Wednesday, January 11, 2012

The Day He Told Me

I've been avoiding writing this blog. The day Luke told me he cheated was one of the worst days of my life. That's not something that is easy to write about, but here goes...

It was a friday afternoon and I had just come home from work. Luke had dinner ready and as I ate it he watched me nervously asking more than enough times if I enjoyed it. When I was done he said we needed to talk and I pretty much knew he was going to tell me something about Cathy. However, I had no idea how bad it would be. After we had driven somewhere secluded, he got out a notebook and started shake. I remained calm, but his nervousness was starting to scare me. Besides, up until that point he wasn't much of a writer. My stomach started to churn, but before I had enough time to prepare for what I was starting to realize, he read the words "I was unfaithful to you" from the scribbles on his notebook page. He didn't have time to finish his thoughts before I started rapidly spitting out question after question. At first I was calm because it was almost as if I was having an out of body experience. However, as my anger started to kick in, I started to come back down to earth. "Was it cathy?" I asked. Then I said, "It was Cathy wasn't it?" All he could muster was a whimper, whine, and then finally a "yes." After that my questions became angrier and more rapid fire. Then my anger finally broke him and he started crying uncontrollably.

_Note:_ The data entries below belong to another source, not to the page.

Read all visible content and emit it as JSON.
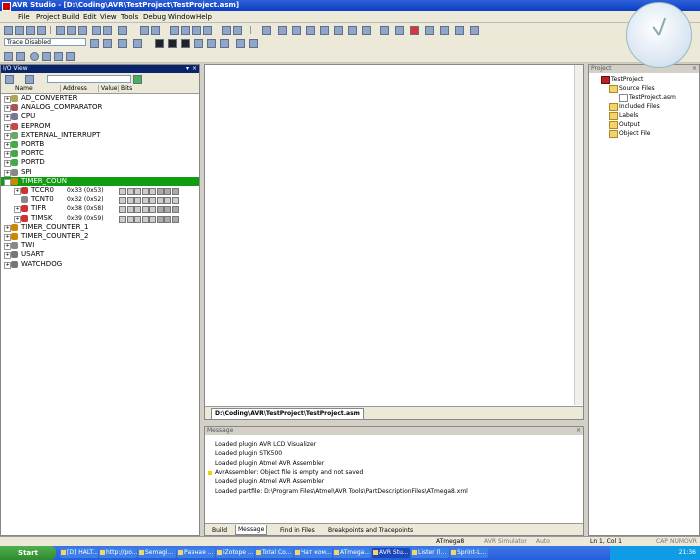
{
  "window": {
    "title": "AVR Studio - [D:\\Coding\\AVR\\TestProject\\TestProject.asm]"
  },
  "menu": [
    "File",
    "Project",
    "Build",
    "Edit",
    "View",
    "Tools",
    "Debug",
    "Window",
    "Help"
  ],
  "toolbar": {
    "trace_select": "Trace Disabled"
  },
  "io_view": {
    "title": "I/O View",
    "columns": [
      "Name",
      "Address",
      "Value",
      "Bits"
    ],
    "items": [
      {
        "name": "AD_CONVERTER",
        "expander": "+"
      },
      {
        "name": "ANALOG_COMPARATOR",
        "expander": "+"
      },
      {
        "name": "CPU",
        "expander": "+"
      },
      {
        "name": "EEPROM",
        "expander": "+"
      },
      {
        "name": "EXTERNAL_INTERRUPT",
        "expander": "+"
      },
      {
        "name": "PORTB",
        "expander": "+"
      },
      {
        "name": "PORTC",
        "expander": "+"
      },
      {
        "name": "PORTD",
        "expander": "+"
      },
      {
        "name": "SPI",
        "expander": "+"
      },
      {
        "name": "TIMER_COUN",
        "expander": "-"
      },
      {
        "name": "TCCR0",
        "expander": "+",
        "address": "0x33 (0x53)"
      },
      {
        "name": "TCNT0",
        "expander": "",
        "address": "0x32 (0x52)"
      },
      {
        "name": "TIFR",
        "expander": "+",
        "address": "0x38 (0x58)"
      },
      {
        "name": "TIMSK",
        "expander": "+",
        "address": "0x39 (0x59)"
      },
      {
        "name": "TIMER_COUNTER_1",
        "expander": "+"
      },
      {
        "name": "TIMER_COUNTER_2",
        "expander": "+"
      },
      {
        "name": "TWI",
        "expander": "+"
      },
      {
        "name": "USART",
        "expander": "+"
      },
      {
        "name": "WATCHDOG",
        "expander": "+"
      }
    ]
  },
  "editor": {
    "tab_label": "D:\\Coding\\AVR\\TestProject\\TestProject.asm"
  },
  "message": {
    "title": "Message",
    "lines": [
      {
        "text": "Loaded plugin AVR LCD Visualizer",
        "warn": false
      },
      {
        "text": "Loaded plugin STK500",
        "warn": false
      },
      {
        "text": "Loaded plugin Atmel AVR Assembler",
        "warn": false
      },
      {
        "text": "AvrAssembler: Object file is empty and not saved",
        "warn": true
      },
      {
        "text": "Loaded plugin Atmel AVR Assembler",
        "warn": false
      },
      {
        "text": "Loaded partfile: D:\\Program Files\\Atmel\\AVR Tools\\PartDescriptionFiles\\ATmega8.xml",
        "warn": false
      }
    ],
    "tabs": [
      "Build",
      "Message",
      "Find in Files",
      "Breakpoints and Tracepoints"
    ]
  },
  "project": {
    "title": "Project",
    "tree": [
      "TestProject",
      "Source Files",
      "TestProject.asm",
      "Included Files",
      "Labels",
      "Output",
      "Object File"
    ]
  },
  "status": {
    "device": "ATmega8",
    "simulator": "AVR Simulator",
    "mode": "Auto",
    "position": "Ln 1, Col 1",
    "cap": "CAP",
    "num": "NUM",
    "ovr": "OVR"
  },
  "taskbar": {
    "start": "Start",
    "tasks": [
      "[D] HALT...",
      "http://po...",
      "Semagi...",
      "Разная ...",
      "iZotope ...",
      "Total Co...",
      "Чат ком...",
      "ATmega...",
      "AVR Stu...",
      "Lister (l...",
      "Sprint-L..."
    ],
    "active_index": 8,
    "clock": "21:36"
  }
}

Finally, I calmed down and my love for him took over. When my initial anger subsided I was able to hug him and tell him it was going to be alright. At that moment I saw him as a child of God and my heart yearned for him to be saved. I saw that he wanted to become a different man, but that he needed to feel God's love. In this crucial moment if I had closed my heart off to him, he might have mistaken that as the door to God's heart also closing. I got out of the car to hug him and stood up on the edge of the open car door well so that I could cradle his big frame in my arms more comfortably. I told him about God's love and forgiveness and made him promise that he would commit himself to the Lord no matter what. Then I told him if he had any chance with me at all he was going to have to fight very hard. The icing on this bitter cake however was when I told him I forgave him. Right then and there I forgave him. I can honestly say right now that I really did forgive him, and I still am in the process of doing so. I don't think I understood the depth of forgiveness Christ was giving me and allowing me to understand at that moment. I'm still realizing it and it's more powerful every day. 

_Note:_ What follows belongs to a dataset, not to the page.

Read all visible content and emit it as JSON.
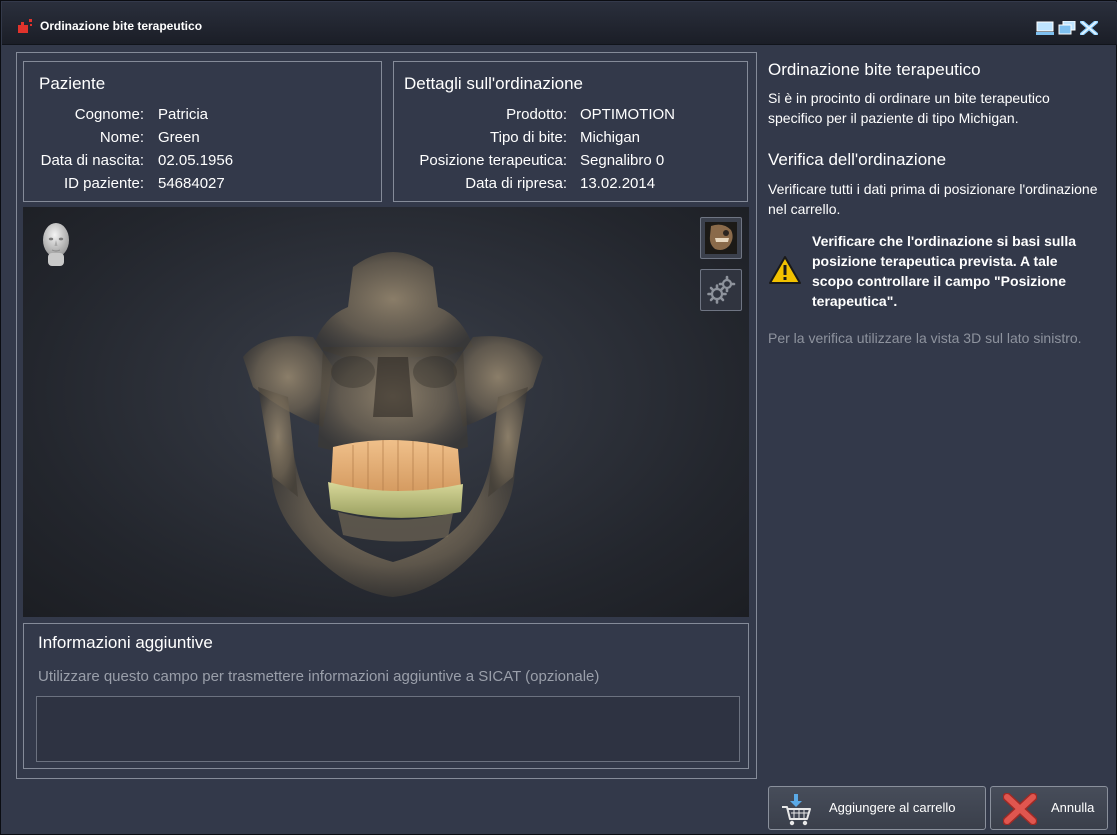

Then the best thing happened. As I hugged Luke I noticed something beyond the nearby buildings settled in the clouds, highlighted by the setting sun: there hung our own little miracle rainbow. There was no reason for it to be there, the weather conditions weren't right for it. Still, there it was. God's love in visible form. I pointed it out to Luke and he cried tears of Joy. Well, we both cried. I believe it was sent to tell us the same message of future hope and restoration that the rainbow Noah and his family saw thousands of years ago. 


My worse fears had come true. I've faced some of the worst days of my life since Luke told me everything, yet also some of my best. God has a way of making even the worst situations a glorification of his forgiveness and salvation which he offers to the worst of us sinners. In that I can truly rejoice.